Come vedete, carissimi, all’inizio dell’anno è tutto l’avvenimento della salvezza che ci viene narrato.

2. Oggi quattro nostri fratelli si candidano pubblicamente al diaconato permanente: al servizio da rendere al Corpo eucaristico di Cristo, ed al suo Corpo mistico che è la Chiesa nelle membra più povere.

Mentre la Chiesa gode di questo dono e ne ringrazia il Signore, ascolta assieme a voi soprattutto, carissimi candidati, la parola profetica perché essa fa capire tutta la drammatica urgenza del vostro servizio.

"Perché spendete denaro per ciò che non è pane, il vostro patrimonio per ciò che non sazia?" dice il profeta agli uomini. Il patrimonio dell’uomo, di ogni uomo, è la sua umanità: energia di amore e di conoscenza; è la sua libertà. Tutto questo l’uomo non raramente spende "per ciò che non sazia". Quanti dilapidano quotidianamente il patrimonio della propria umanità!

Voi, carissimi candidati, sarete inviati, così come noi tutti servi del Signore, siamo già stati inviati, per dire ai nostri fratelli in umanità: "o voi tutti assetati, venite all’acqua".

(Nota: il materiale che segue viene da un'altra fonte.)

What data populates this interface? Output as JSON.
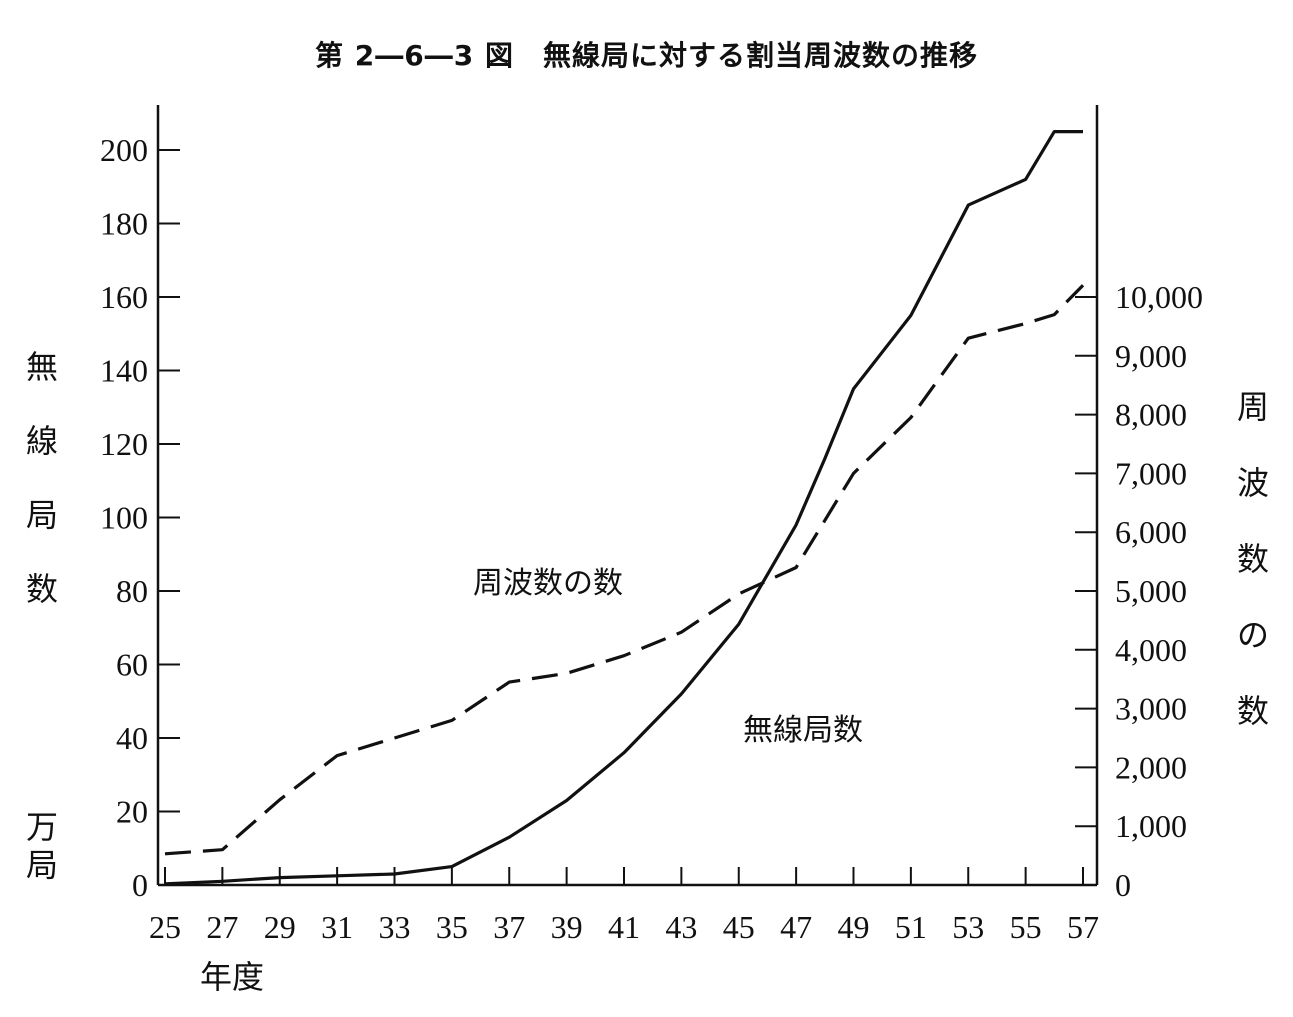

Venite all’acqua del Giordano. Il nostro Giordano è Cristo, poiché in Lui dobbiamo essere battezzati per uscire dalle acque rinnovati. Il nostro paradiso terrestre è Cristo da cui esce un fiume [cfr. Gen 2,10-12] che ci dona l’acqua che ci purifica dai nostri peccati; l’acqua che ci disseta colla sua sapienza; l’acqua che fa crescere pensieri santi nella nostra mente e scelte giuste dalle nostre libertà; l’acqua che nello Spirito scalda il nostro cuore.

Incontriamo Cristo e vedremo il cielo aprirsi su di noi e lo Spirito Santo discendere sulla nostra persona, per renderci figli di Dio.